Persecution of ethnic minorities

More than 10.000 ethnic Hmong have staged mass protests on April 30, 2011, in Dien Bien province, calling for land reform and religious freedom. On May 4 and 5, Vietnamese soldiers and helicopters moved in to quell the protests. There are unconfirmed reports that 28 protesters were killed and hundreds injured. International human rights organisations and journalists were unable to visit the crisis region to verify the reports.

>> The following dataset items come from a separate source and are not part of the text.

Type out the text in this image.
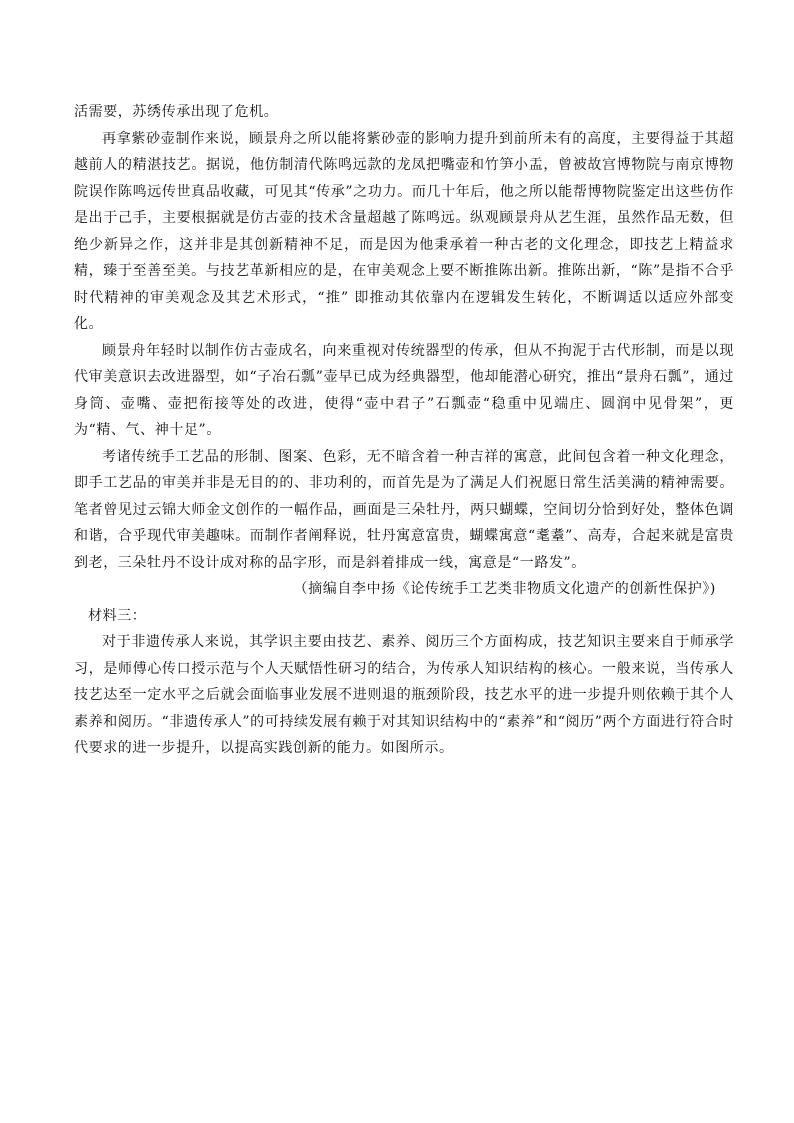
活需要，苏绣传承出现了危机。

再拿紫砂壶制作来说，顾景舟之所以能将紫砂壶的影响力提升到前所未有的高度，主要得益于其超越前人的精湛技艺。据说，他仿制清代陈鸣远款的龙凤把嘴壶和竹笋小盂，曾被故宫博物院与南京博物院误作陈鸣远传世真品收藏，可见其“传承”之功力。而几十年后，他之所以能帮博物院鉴定出这些仿作是出于己手，主要根据就是仿古壶的技术含量超越了陈鸣远。纵观顾景舟从艺生涯，虽然作品无数，但绝少新异之作，这并非是其创新精神不足，而是因为他秉承着一种古老的文化理念，即技艺上精益求精，臻于至善至美。与技艺革新相应的是，在审美观念上要不断推陈出新。推陈出新，“陈”是指不合乎时代精神的审美观念及其艺术形式，“推” 即推动其依靠内在逻辑发生转化，不断调适以适应外部变化。

顾景舟年轻时以制作仿古壶成名，向来重视对传统器型的传承，但从不拘泥于古代形制，而是以现代审美意识去改进器型，如“子冶石瓢”壶早已成为经典器型，他却能潜心研究，推出“景舟石瓢”，通过身筒、壶嘴、壶把衔接等处的改进，使得“壶中君子”石瓢壶“稳重中见端庄、圆润中见骨架”，更为“精、气、神十足”。

考诸传统手工艺品的形制、图案、色彩，无不暗含着一种吉祥的寓意，此间包含着一种文化理念，即手工艺品的审美并非是无目的的、非功利的，而首先是为了满足人们祝愿日常生活美满的精神需要。笔者曾见过云锦大师金文创作的一幅作品，画面是三朵牡丹，两只蝴蝶，空间切分恰到好处，整体色调和谐，合乎现代审美趣味。而制作者阐释说，牡丹寓意富贵，蝴蝶寓意“耄耋”、高寿，合起来就是富贵到老，三朵牡丹不设计成对称的品字形，而是斜着排成一线，寓意是“一路发”。

（摘编自李中扬《论传统手工艺类非物质文化遗产的创新性保护》)

材料三：

对于非遗传承人来说，其学识主要由技艺、素养、阅历三个方面构成，技艺知识主要来自于师承学习，是师傅心传口授示范与个人天赋悟性研习的结合，为传承人知识结构的核心。一般来说，当传承人技艺达至一定水平之后就会面临事业发展不进则退的瓶颈阶段，技艺水平的进一步提升则依赖于其个人素养和阅历。“非遗传承人”的可持续发展有赖于对其知识结构中的“素养”和“阅历”两个方面进行符合时代要求的进一步提升，以提高实践创新的能力。如图所示。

The protests were the worst since the uprising of the indigenous Montagnard people in 2001 and 2004 in the Central Highlands, who protested against land confiscation for coffee plantations and the denial of religious freedom. The protests violently were crushed by Vietnamese troops and about 1.700 Montagnards fled to Cambodia. Recently, authorities in Vietnam have stepped up repression of the indigenous Christian minority in the Central Highlands. More than 70 Montagnards were detained in 2010 and more than 250 are known to be imprisoned on national security charges. Still today they face harsh persecution for criticizing the official land policy and for worshipping in independent house churches. Some former detainees credibly have claimed that they were tortured by security officials in jail.

In relation to the United Nations Human Rights Council as well as bilateral and EU-relationships we expect from the German government to:

 

  • urge the government of Vietnam to invite the UN Special Rapporteurs on freedom of religion, on the human rights of indigenous peoples, on torture and the UN Working Group on Arbitrary detention and international human rights organisations into the country,

     

     

  • urge the government of Vietnam to accept an international investigation into the suppression of protests of ethnic Hmong in Dien Bien province in April / May 2011

     

     

  • urge Vietnam release all prisoners of conscience who are detained for their religious belief or for their peaceful activities as human rights defenders, lawyers , bloggers or political dissidents

     

     

  • urge Vietnam to guarantee the freedom of press and internet

     

     

  • urge Vietnam to ensure religious freedom for all worshippers

     

     

  • urge Vietnam to guarantee the respect of ethnic minorities and their land rights.